Using a laptop in a warm environment may not help the situation, but laptops with all the electronics in such a small space can generate alot of heat. normally this is removed by a fan and a exit duct. Mix in some dust and air may not move around so well causing over heating. This is one reason why it may shut down, there are others. visit the laptop manuf. website for possible causes and solutions.

Heres some tips for helping to remain malware free:

Reducing Your Risk To Malware:
The Short Version:

1) It is essential to Keep your OS (http://update.microsoft.com/microsoftupdate/v6/default.aspx?ln=en-us),(Windows) browser (IE, FireFox) and other software up to date to "patch" vulnerabilities that could be exploited. This is now also true for web based application like Java, Adobe Flash/Reader, QuickTime etc. Check there version status here. (http://secunia.com/vulnerability_scanning/online/)

2) Know what you are installing to your computer. Alot of software can come bundled with unwanted add-ons, like adware, toolbars and malware. Do not install any files from ads, popups or random links. Do not fall for fake warnings about virus and trojans being found on your computer and your then prompted to install software to remedy this. See also signs (http://www.virusvault.us/signs1.html)of malware on your computer.

3) Install and keep updated: one antivirus and two or three anti-malware applications. If not updated they will soon be worthless. Scanning frequency is a function of your computer habits.

4) Refrain from clicking on links or attachments you receive via E-Mail, IM, Chat Rooms or Social Sites, no matter how tempting or legitimate the message.

5) Don't click on ads/pop ups or offers from websites requesting that you need to install software to your computer.

6) Don't click on offers to "scan" your computer.
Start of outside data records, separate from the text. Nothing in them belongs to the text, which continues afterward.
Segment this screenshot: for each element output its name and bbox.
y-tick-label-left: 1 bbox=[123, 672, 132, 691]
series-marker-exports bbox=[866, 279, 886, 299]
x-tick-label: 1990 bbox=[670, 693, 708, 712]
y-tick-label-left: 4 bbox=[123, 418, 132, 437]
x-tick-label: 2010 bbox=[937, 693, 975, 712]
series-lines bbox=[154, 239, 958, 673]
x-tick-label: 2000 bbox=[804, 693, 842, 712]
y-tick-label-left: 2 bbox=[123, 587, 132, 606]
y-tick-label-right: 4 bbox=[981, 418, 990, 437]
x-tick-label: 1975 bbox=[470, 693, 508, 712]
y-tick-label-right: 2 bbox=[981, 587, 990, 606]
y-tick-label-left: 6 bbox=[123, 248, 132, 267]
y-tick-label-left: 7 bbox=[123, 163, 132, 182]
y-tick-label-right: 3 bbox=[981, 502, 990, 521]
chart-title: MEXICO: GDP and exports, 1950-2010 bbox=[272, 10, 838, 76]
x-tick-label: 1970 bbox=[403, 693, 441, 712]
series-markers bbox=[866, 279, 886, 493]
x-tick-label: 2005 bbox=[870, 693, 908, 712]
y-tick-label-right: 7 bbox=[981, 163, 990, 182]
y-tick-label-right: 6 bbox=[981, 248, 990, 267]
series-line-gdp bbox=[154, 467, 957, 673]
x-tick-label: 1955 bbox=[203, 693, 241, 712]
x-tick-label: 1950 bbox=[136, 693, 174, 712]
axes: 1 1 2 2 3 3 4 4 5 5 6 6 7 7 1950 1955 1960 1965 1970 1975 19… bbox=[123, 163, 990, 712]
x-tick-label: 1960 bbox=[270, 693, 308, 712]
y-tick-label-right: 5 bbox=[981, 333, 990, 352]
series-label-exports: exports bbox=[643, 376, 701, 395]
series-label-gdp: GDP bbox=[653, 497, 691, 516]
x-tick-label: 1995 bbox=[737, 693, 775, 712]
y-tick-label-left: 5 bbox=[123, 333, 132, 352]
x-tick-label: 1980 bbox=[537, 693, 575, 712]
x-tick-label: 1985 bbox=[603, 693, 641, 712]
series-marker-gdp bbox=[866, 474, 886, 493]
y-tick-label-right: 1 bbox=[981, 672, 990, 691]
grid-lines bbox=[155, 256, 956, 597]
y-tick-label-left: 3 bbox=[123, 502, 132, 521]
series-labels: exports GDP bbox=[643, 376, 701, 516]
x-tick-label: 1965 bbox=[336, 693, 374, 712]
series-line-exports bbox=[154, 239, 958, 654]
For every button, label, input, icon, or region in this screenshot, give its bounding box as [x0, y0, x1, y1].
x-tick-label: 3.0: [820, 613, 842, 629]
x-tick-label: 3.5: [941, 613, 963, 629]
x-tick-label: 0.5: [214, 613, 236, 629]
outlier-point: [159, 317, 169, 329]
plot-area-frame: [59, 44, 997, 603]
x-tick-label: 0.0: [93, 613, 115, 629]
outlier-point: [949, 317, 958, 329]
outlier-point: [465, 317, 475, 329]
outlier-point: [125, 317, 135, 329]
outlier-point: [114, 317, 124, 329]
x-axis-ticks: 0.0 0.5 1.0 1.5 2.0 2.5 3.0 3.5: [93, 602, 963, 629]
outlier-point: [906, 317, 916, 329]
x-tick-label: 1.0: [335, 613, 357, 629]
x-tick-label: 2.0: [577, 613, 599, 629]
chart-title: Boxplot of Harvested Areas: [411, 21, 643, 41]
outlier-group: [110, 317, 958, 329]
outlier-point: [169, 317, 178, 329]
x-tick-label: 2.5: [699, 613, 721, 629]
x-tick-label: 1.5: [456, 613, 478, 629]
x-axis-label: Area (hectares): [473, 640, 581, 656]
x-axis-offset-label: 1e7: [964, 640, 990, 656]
Install ActiveX Objects with care. Do you trust the website?

7) Set up and use limited accounts for everyday use, rather than administrator accounts. Limited accounts (http://www.microsoft.com/protect/computer/advanced/useraccount.mspx) can help prevent *malware from installing.*

8) Install and understand the limitations of a software firewall.

9) Consider using an alternate browser and E-mail client. Internet Explorer and OutLook Express are popular targets for malicious code because they are widely used. See also: Hardening or Securing Internet Explorer. (http://www.microsoft.com/downloads/details.aspx?FamilyID=6AA4C1DA-6021-468E-A8CF-AF4AFE4C84B2&displaylang=en)

10) If your habits include: warez, cracks etc or you install files via p2p (http://www.virusvault.us/p2p.html) networks then you are much more likely to encounter malicious code. Do you trust the source? Do you really need another malware source?

A longer version in link below.

Happy Safe Surfing.

thanks a lot shelf. can i call you shelf? you're doing one hell of a service.

hi hamburglar,

shelf is fine. glad to help. visit your laptop manuf. web site. happy safe surfing out there.